Plas Tan y Bwlch

Plas Tan y Bwlch Gardens

Plas Tan y Bwlch

Garden Restoration

During the winter of 2013 - 2014 north west Wales was battered by a succession of terrible storms culminating in the 'St Valentine's Day Storm' which subjected Plas Tan y Bwlch to wind speeds in excess of 100mph on the 13th and 14th of February 2014.

As a result, many of the original trees planted during the 19th and early 20th centuries were destroyed. Many more plants, including shrubs and members of Plas Tan y Bwlch’s important rhododendron collection, were destroyed by the larger trees crushing them as they fell.

The formal and woodland garden extends to around 13-acres (5-hectares) and much of what was planted was done so by Plas Head Gardener, John Roberts in the 1880s for the owner at the time, William Edward Oakeley.

Some of the devastation caused by the Valentines Day Storm

Some of the devastation caused by the Valentines Day Storm (© SNPA)

Our Head Gardener, Chris Marshall standing by a tree root

Our Head Gardener, Chris Marshall standing by a tree root (© SNPA)

Although a dreadful experience at the time, it now provides the Snowdonia National Park Authority with an opportunity to replant and regenerate the garden in a way that will ensure its survival into the next century and beyond.

Recommendations are made to replace the destroyed plants on a ‘like for like’ basis, but of course given that the original collection was planted over 100 years ago during the Victorian era, some of the original plant cultivars are no longer available and therefore suitable substitutes have been recommended.

Our staff have been extremely busy, but we have also had a helping hand from others like the Snowdonia Society who have been extremely proactive in helping us achieve our goal of regenerating the gardens.

Seed pods of the Magnolia Campbelli before planting

Seed pods of the Magnolia Campbelli before planting (© SNPA)

Snowdonia Society Volunteers busy in our gardens

Snowdonia Society Volunteers busy in our gardens (© SNPA)

The garden created by the Oakeley family was a garden for all seasons.
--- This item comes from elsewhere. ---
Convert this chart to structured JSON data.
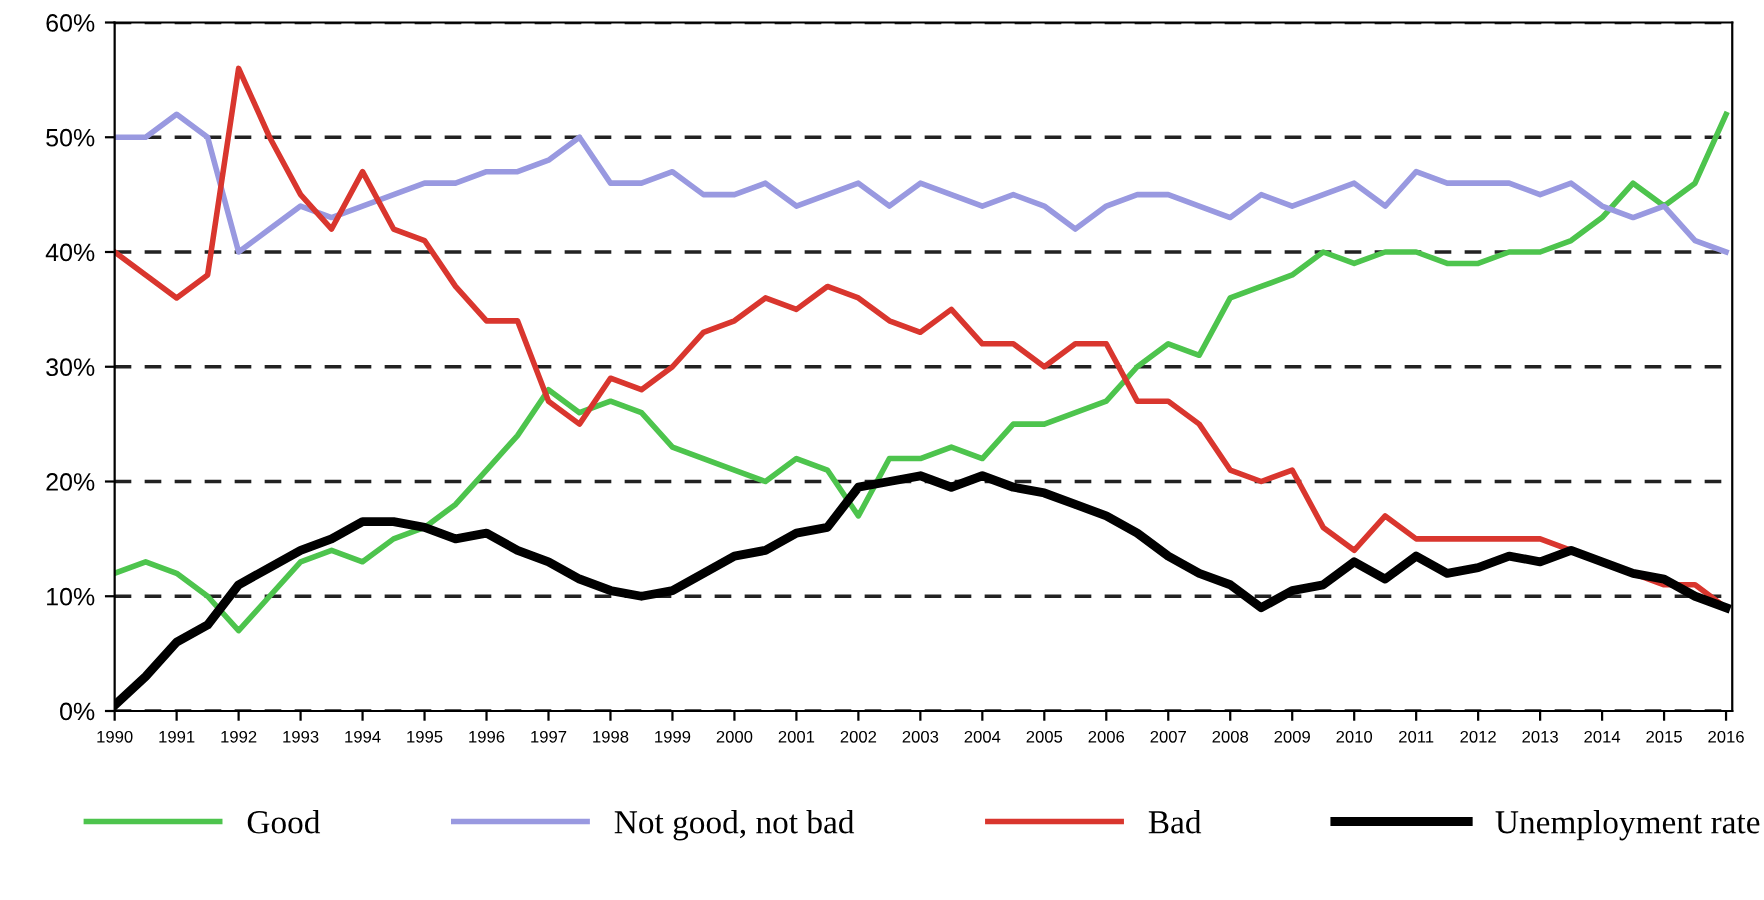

It included spring flowering plants such as rhododendrons and camellias, summer flowering hydrangeas and eucryphias, autumn leaf-colouring trees such as Japanese maples and oaks and winter shrubs such as Christmas box and witch hazel.

Given the Snowdonia National Park Authority’s objective to encourage visitors to Plas Tan y Bwlch throughout the year, it is important that any re-planting programme includes a carefully selected collection of these plants.